Orgon, à Tartuffe, que l’exempt emmène.
Hé bien ! te voilà, traître !…



Scène 8

Madame Pernelle, Orgon, Elmire, Mariane, Cléante, Valère, Damis, Dorine.


Cléante
Hé bien, te voilà, traître… Ah ! mon frère, arrêtez,

Et ne descendez point à des indignités.
À son mauvais destin laissez un misérable,
1950Et ne vous joignez point au remords qui l’accable.
Souhaitez bien plutôt que son cœur, en ce jour,
Au sein de la vertu fasse un heureux retour ;
Qu’il corrige sa vie en détestant son vice,
Et puisse du grand prince adoucir la justice ;
1955Tandis qu’à sa bonté vous irez, à genoux,
Rendre ce que demande un traitement si doux.

Orgon
Oui, c’est bien dit. Allons à ses pieds avec joie

Nous louer des bontés que son cœur nous déploie :
Puis, acquittés un peu de ce premier devoir,
1960Aux justes soins d’un autre il nous faudra pourvoir,
Et par un doux hymen couronner en Valère
La flamme d’un amant généreux et sincère.


Fin du Tartuffe

  1. Acteurs de la troupe de Molière :
    Béjart.
  2. Molière.
  3. Mademoiselle Molière (Armande Béjart).
  4. Hubert.
  5. Mademoiselle de Brie.
  6. La Grange.
  7. La Thorillière.
  8. Du Croisy.
  9. Magdeleine Béjart.
  10. De Brie.
  11. Suivant les commentateurs, le roi Pétaud (de peto, je demande) était le nom du chef que se choisissaient les mendiants au moyen-âge. La cour d’un tel roi, avec de tel sujets, ne devait pas nécessairement présenter que désordre et confusion. Le mot pétaudière se rattache probablement à la même origine.
  12. Sous chape ou sous cape, en secret. La cape ou la chape, de bardocucullus des Gaulois, était un manteau à capuchon.
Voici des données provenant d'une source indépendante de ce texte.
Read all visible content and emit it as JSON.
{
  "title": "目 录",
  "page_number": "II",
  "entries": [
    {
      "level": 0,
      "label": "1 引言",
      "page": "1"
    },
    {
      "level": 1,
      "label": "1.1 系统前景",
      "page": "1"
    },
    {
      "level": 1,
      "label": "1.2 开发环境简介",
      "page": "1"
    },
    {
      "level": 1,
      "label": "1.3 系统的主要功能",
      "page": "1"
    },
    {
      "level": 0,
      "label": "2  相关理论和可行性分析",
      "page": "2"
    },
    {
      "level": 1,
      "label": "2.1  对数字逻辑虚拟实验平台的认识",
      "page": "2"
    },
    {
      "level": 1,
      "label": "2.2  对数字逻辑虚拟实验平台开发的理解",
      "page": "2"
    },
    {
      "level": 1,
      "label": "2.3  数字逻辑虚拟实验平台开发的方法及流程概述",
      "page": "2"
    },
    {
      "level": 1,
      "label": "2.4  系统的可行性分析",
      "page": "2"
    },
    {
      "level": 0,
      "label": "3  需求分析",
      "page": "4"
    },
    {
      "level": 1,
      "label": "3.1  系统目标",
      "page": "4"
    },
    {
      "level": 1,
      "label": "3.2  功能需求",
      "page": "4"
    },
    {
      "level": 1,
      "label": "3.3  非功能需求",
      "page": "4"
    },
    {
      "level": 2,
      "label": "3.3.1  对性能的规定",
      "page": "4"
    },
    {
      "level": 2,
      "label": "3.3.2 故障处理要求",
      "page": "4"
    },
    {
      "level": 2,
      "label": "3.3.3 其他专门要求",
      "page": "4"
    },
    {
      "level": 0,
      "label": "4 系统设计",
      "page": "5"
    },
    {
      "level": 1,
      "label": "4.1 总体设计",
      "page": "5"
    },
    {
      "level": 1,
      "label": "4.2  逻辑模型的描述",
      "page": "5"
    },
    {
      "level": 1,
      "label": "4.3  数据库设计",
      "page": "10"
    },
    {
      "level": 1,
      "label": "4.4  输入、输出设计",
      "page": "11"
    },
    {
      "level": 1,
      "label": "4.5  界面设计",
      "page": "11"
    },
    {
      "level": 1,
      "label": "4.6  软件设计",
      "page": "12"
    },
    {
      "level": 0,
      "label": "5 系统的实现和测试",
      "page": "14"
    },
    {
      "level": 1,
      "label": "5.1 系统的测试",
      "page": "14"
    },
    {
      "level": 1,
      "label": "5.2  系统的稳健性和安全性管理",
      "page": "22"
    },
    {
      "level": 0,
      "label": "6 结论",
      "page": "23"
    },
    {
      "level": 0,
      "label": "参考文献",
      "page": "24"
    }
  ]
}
On rabattait ce capuchon pour se cacher le visage, lorsqu’on voulait n’être point reconnu ; et métaphoriquement on vivait sous cape, quand on cachait ses actions.
  13. Molière, dans cette entrée en scène, dessine et fait connaître ses caractères avec une verve incomparable, ce qui a fait dire à l’auteur de la Lettre sur l’Imposteur, publiée quinze jours après la première représentation : « le spectateur reçoit une volupté très sensible d’être informé dès l’abord de la nature des personnages par une voie si fidèle et si agréable. »
  14. Var. : De le voir quereller par un fou comme vous.
  15. L’auteur de la Lettre sur l’Imposteur a remarqué le premier que ce trait était là pour faire pressentir la conduite, ou plutôt pour rendre croyable l’amour porté de Tartuffe.
    (Aimé Martin)
  16. Cette tirade fait allusion à la comtesse de Soissons, Olympe Mancini, qui, pour se venger de l’abandon du roi, sema la nouvelle de ses amours avec La Vallière, encore vertueuse, et en instruisit la reine, en y donnant le tour qu’elle voulait qu’on y croie. Son petit époux joua un rôle dans cette intrigue, et ils furent exilés tous deux.
    (Aimé Martin.)
  17. Allusion à la duchesse de Navailles, qui avait fait placer des grilles à l’entrée des appartements des filles d’honneur, pour empêcher les entretiens du roi avec mademoiselle Lamothe Houdancourt. La duchesse de Navailles devait sa fortune à Mazarin, dont elle avait servi les intrigues pendant la Fronde, sous le nom de mademoiselle de Neuillant.
  18. La Lettre sur l’Imposteur indique ici un couplet de madame Pernelle et une repartie vigoureuse de Cléante, que Molière, sans doute, crut devoir supprimer à la reprise de sa pièce.
  19. Le Père Caussin, jésuite, dit, dans sa Cour sainte, que les hommes ont fondé la tour de Babel, et les femmes la tour de babil. Ce quolibet du jésuite n’aurait-il pas donné l’idée de celui que Molière met dans la bouche de madame Pernelle ? et le père Caussin ne serait-il pas le docteur dont parle la vieille dévote ?
    (Auger.)
  20. Jusqu’à satiété, sans rien oublier.
  21. L’exposition vaut seule une pièce entière : c’est une espèce d’action. L’ouverture de la scène vous transporte sur-le-champ dans l’intérieur d’un ménage où la mauvaise humeur et le babil grondeur d’une vieille femme, la contrariété des avis et la marche du dialogue, font ressortir naturellement tous les personnages, que le spectateur doit connaître sans que le poète ait l’air de les lui montrer. Le sot entêtement d’Orgon pour Tartuffe, les simagrées de dévotion et de zèle du faux dévot, le caractère tranquille et réservé d’Elmire, la fougue impétueuse de son fils Damis, la saine philosophie de son frère Cléante, la gaieté caustique de Dorine, et la liberté familière que lui donne une longue habitude de dire son avis sur tout, la douceur timide de Mariane, tout ce que la suite de la pièce doit développer, tout, jusqu’à l’amour de Tartuffe pour Elmire, est annoncé dans cette scène, qui est à la fois une exposition, un tableau, une situation.
    (La Harpe.)
  22. Toutes les précautions étaient prises, sinon pour ne plus choquer la cabale, du moins pour intéresser le roi dans la pièce, pour le mettre de son côté et le tenir. Dès la seconde scène du premier acte, Orgon est loué de n’avoir pas été frondeur :

    Nos troubles l’avaient mis sur le pied d’homme sage,
    Et, pour servir son prince, il montra du courage.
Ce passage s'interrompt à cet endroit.